Universal coverage has the same tax advantages as whole life and may have a higher rate of return if the stock market performs well, but policyholders also face the risk of losses.
Universal Life Pros and Cons
The flexible premiums of universal life allow policyholders to select the amount they can pay each month. If a policyholder is unable to make a payment, the premium can be withdrawn from the cash value.
Universal insurance is permanent and the policy has a cash value with the advantage of tax deferred income. Unlike whole life protection, most universal policies do not guarantee a return on cash value and the policyholder may lose part or all of the cash value through investment failures.

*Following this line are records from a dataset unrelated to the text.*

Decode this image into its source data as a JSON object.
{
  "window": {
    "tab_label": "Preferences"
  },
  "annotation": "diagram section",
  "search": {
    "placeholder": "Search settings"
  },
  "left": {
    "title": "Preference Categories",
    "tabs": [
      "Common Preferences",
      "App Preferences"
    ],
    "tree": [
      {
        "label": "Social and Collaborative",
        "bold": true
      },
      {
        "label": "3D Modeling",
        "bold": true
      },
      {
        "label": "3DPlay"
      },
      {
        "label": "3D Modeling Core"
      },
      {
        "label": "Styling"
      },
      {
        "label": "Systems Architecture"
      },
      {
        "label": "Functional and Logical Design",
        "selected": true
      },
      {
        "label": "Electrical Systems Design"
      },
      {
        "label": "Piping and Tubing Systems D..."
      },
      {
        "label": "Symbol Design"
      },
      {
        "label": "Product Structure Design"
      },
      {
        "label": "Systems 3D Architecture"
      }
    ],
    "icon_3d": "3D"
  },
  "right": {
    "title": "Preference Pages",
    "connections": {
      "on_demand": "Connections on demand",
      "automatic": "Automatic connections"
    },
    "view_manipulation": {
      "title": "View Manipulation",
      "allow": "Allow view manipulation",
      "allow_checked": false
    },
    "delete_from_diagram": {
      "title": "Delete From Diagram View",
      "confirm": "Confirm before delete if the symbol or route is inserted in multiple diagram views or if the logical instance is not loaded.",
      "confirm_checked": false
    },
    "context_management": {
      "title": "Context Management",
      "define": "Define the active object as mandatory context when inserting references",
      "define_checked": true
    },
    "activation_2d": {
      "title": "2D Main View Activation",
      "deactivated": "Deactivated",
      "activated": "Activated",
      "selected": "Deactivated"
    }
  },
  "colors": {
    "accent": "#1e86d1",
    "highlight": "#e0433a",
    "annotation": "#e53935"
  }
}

Each of the three categories of life insurance has many policy options that allow individuals to customize their coverage to meet individual needs and budgets. Consumers may also choose to buy more than one kind of life policy in order to maximize the advantages of each to meet their needs and goals. Supplementing a whole or universal policy with term life insurance helps policyholders get the benefits of cash value with the flexibility to adjust the death benefit as circumstances change.
Everyone needs life insurance coverage, although coverage may need tweaking over the course of a lifetime. While permanent policies offer you the opportunity to use some of the cash value while living, term life insurance gives individuals the flexibility to diversify their coverage as financial obligations change. Consumers should educate themselves on all the benefits of life insurance before making a purchase.